Claudin-4 Overexpression in Epithelial Ovarian Cancer Is Associated with Hypomethylation and Is a Potential Target for Modulation of Tight Junction Barrier Function Using a C-Terminal Fragment of Clostridium perfringens Enterotoxin

• Published in: Neoplasia (New York, N.Y.) Vol. 9; no. 4; pp. 304 - 314
• Main Authors: Litkouhi, Babak, Kwong, Joseph, Lot, Chun-Min, Smedley, James G., McClane, Bruce A., Aponte, Margarita, Gao, Zhijian, Sarno, Jennifer L., Hinners, Jennifer, Welch, William R., Berkowitz, Ross S., Mok, Samuel C., Garner, Elizabeth I.O.
• Format: Journal Article
• Language: English
• Published: United States Elsevier Inc 01.04.2007; Elsevier
• Subjects: Cell Line, Tumor; Claudin-4; Clostridium perfringens - physiology; DNA Methylation - drug effects; Dose-Response Relationship, Drug; Drug Delivery Systems - methods; Enterotoxins - administration & dosage; Enterotoxins - toxicity; Female; gene expression; Humans; Membrane Proteins - biosynthesis; Membrane Proteins - genetics; methylation; Neoplasms, Glandular and Epithelial - drug therapy; Neoplasms, Glandular and Epithelial - genetics; Neoplasms, Glandular and Epithelial - metabolism; Ovarian cancer; Ovarian Neoplasms - drug therapy; Ovarian Neoplasms - genetics; Ovarian Neoplasms - metabolism; Peptide Fragments - administration & dosage; Peptide Fragments - toxicity; therapy; Tight Junctions - drug effects; Tight Junctions - enzymology; Tight Junctions - physiology; Rb; therapy; methylation; IP; claudin-4; ECIS; EOC; HOSE; CPE; C-CPE; gene expression; Ovarian cancer
• ISSN: 1476-5586; 1476-5586
• DOI: 10.1593/neo.07118

BACKGROUND: Claudin-4, a tight junction (TJ) protein and receptor for the C-terminal fragment of Clostridium perfringens enterotoxin (C-CPE), is overexpressed in epithelial ovarian cancer (EOC).
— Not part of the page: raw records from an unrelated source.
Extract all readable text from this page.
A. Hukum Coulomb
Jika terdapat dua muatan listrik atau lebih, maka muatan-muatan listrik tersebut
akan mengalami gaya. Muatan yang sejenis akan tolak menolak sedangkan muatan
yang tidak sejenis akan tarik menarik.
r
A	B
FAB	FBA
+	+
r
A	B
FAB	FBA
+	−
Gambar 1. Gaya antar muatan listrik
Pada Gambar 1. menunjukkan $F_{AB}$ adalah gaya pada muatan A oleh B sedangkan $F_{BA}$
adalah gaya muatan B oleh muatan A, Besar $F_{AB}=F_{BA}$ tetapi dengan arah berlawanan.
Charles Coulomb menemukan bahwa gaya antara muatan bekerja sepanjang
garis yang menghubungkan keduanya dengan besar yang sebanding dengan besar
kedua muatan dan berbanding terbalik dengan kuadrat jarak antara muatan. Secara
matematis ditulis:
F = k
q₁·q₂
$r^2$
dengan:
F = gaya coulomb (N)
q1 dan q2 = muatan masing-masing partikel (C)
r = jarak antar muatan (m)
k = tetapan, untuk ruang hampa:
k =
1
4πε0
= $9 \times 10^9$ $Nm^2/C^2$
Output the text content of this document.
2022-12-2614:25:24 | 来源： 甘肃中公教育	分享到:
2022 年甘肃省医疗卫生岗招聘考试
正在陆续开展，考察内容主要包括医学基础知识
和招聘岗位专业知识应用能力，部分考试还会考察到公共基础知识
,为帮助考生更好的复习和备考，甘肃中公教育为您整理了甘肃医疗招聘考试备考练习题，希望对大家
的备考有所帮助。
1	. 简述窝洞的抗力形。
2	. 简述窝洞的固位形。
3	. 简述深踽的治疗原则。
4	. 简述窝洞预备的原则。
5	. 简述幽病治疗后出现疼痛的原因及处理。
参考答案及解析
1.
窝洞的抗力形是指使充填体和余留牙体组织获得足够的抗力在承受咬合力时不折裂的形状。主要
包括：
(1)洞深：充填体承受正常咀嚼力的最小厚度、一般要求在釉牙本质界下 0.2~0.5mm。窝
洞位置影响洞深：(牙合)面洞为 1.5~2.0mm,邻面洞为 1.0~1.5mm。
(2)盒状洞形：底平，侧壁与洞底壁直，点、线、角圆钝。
Previous research suggests DNA methylation is a mechanism for claudin-4 overexpression in cancer and that C-CPE acts as an absorption-enhancing agent in claudin-4expressing cells. We sought to correlate claudin-4 overexpression in EOC with clinical outcomes and TJ barrier function, investigate DNA methylation as a mechanism for overexpression, and evaluate the effect of C-CPE on the TJ. METHODS: Claudin-4 expression in EOC was quantified and correlated with clinical outcomes. Claudin-4 methylation status was determined, and claudin-4-negative cell lines were treated with a demethylating agent. Electric cell-substrate impedance sensing was used to calculate junctional (paracellular) resistance (Rb) in EOC cells after claudin-4 silencing and after C-CPE treatment. RESULTS: Claudin4 overexpression in EOC does not correlate with survival or other clinical endpoints and is associated with hypomethylation. Claudin-4 overexpression correlates with Rb and C-CPE treatment of EOC cells significantly decreased Rb in a dose- and claudin-4-dependent noncytotoxic manner. CONCLUSIONS: C-CPE treatment of EOC cells leads to altered TJ function. Further research is needed to determine the potential clinical applications of C-CPE in EOC drug delivery strategies.